Asian Pac J Cancer Prev. 2009 Oct-Dec;10(4):575-82.
Runt-related transcription factor 3 (RUNX3) is a candidate tumor suppressor gene, localized on 1p36, involved in TGF-beta-Smads signaling. To assess its role in liver fluke-associated intrahepatic cholangiocarcinoma (ICC), the promoter methylation status was investigated in 53 ICCs by methylation-specific PCR, with determination of loss of 1p36.1 by microarray comparative genomic hybridization and RUNX3 protein expression by immunohistochemistry. Loss at 1p36.1 was found 41.5% of ICCs (22/53). In addition, DNA hypermethylation of the RUNX3 promoter was found in 49.1% (26/53) of cancers and 57.1% (4/7) of ICC cell lines. The protein was highly expressed in normal bile ducts but mostly decreased in ICCs, 67.9% (n= 36) being negative for immunohistochemical staining. Promoter hypermethylation of RUNX3 was associated with reversible decrease or absence of RUNX3 protein expression (p<0.001), but this was not found to differ with the ICC subtype. In contrast, loss of 1p36.1 demonstrated a significant link (p= 0.020). In conclusion, RUNX3 promoter hypermethylation and loss of 1p36.1 are causal mechanisms for loss of RUNX3 function in liver fluke-associated ICC carcinogenesis.
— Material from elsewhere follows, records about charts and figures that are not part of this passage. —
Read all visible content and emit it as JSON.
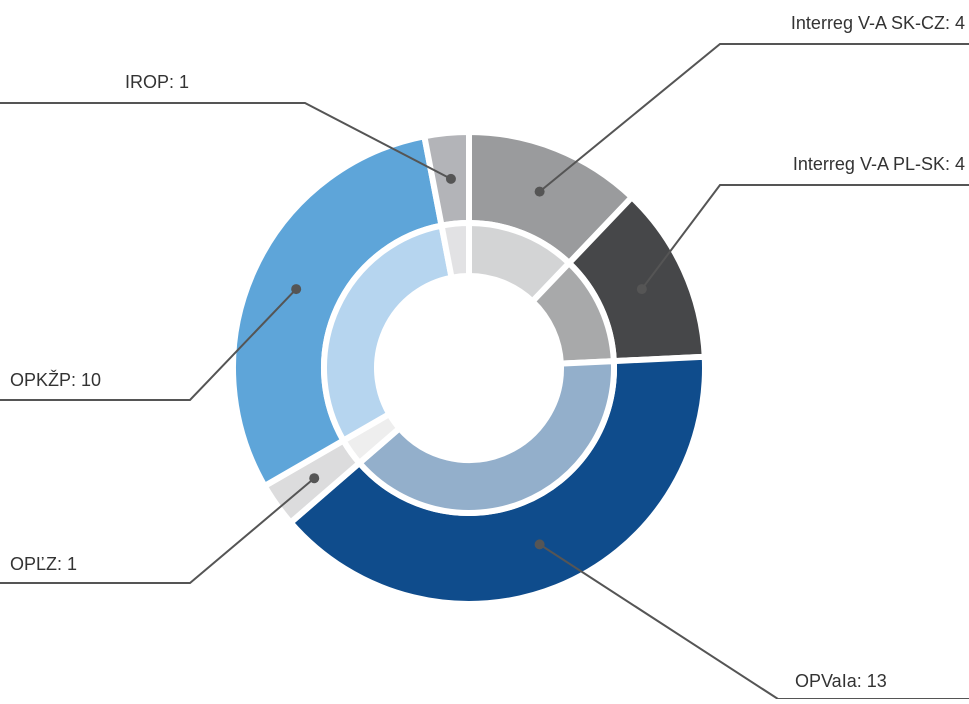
{
  "chart_data": {
    "type": "pie",
    "donut": true,
    "values": [
      4,
      4,
      13,
      1,
      10,
      1
    ],
    "value_labels": [
      "Interreg V-A SK-CZ: 4",
      "Interreg V-A PL-SK: 4",
      "OPVaIa: 13",
      "OPĽZ: 1",
      "OPKŽP: 10",
      "IROP: 1"
    ],
    "colors": [
      "#9a9b9d",
      "#464749",
      "#0f4c8c",
      "#dcdcdd",
      "#5ea5d9",
      "#b3b4b8"
    ],
    "inner_colors": [
      "#d3d4d5",
      "#a8a9aa",
      "#93afcb",
      "#eeeeee",
      "#b6d5ef",
      "#e2e2e4"
    ]
  }
}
runt相关转录因子3(RUNX3)是一种候选肿瘤抑制基因,定位于1p36,参与转化生长因子-β-Smads信号传导。为评估其在肝吸虫相关肝内胆管癌(ICC)中的作用,通过甲基化特异性PCR对53例ICC进行启动子甲基化状态研究,通过微阵列比较基因组杂交确定1p36.1缺失,并通过免疫组织化学检测RUNX3蛋白表达。在41.5%(22/53)的ICC中发现1p36.1缺失。此外,在49.1%(26/53)的癌症和57.1%(4/7)的ICC细胞系中发现RUNX3启动子DNA高甲基化。该蛋白在正常胆管中高表达,但在ICC中大多降低,67.9%(n = 36)免疫组织化学染色呈阴性。RUNX3启动子高甲基化与RUNX3蛋白表达可逆性降低或缺失相关(p<0.001),但未发现其在ICC亚型间存在差异。相比之下,1p36.1缺失显示出显著关联(p = 0.020)。总之,RUNX3启动子高甲基化和1p36.1缺失是肝吸虫相关ICC致癌过程中RUNX3功能丧失的因果机制。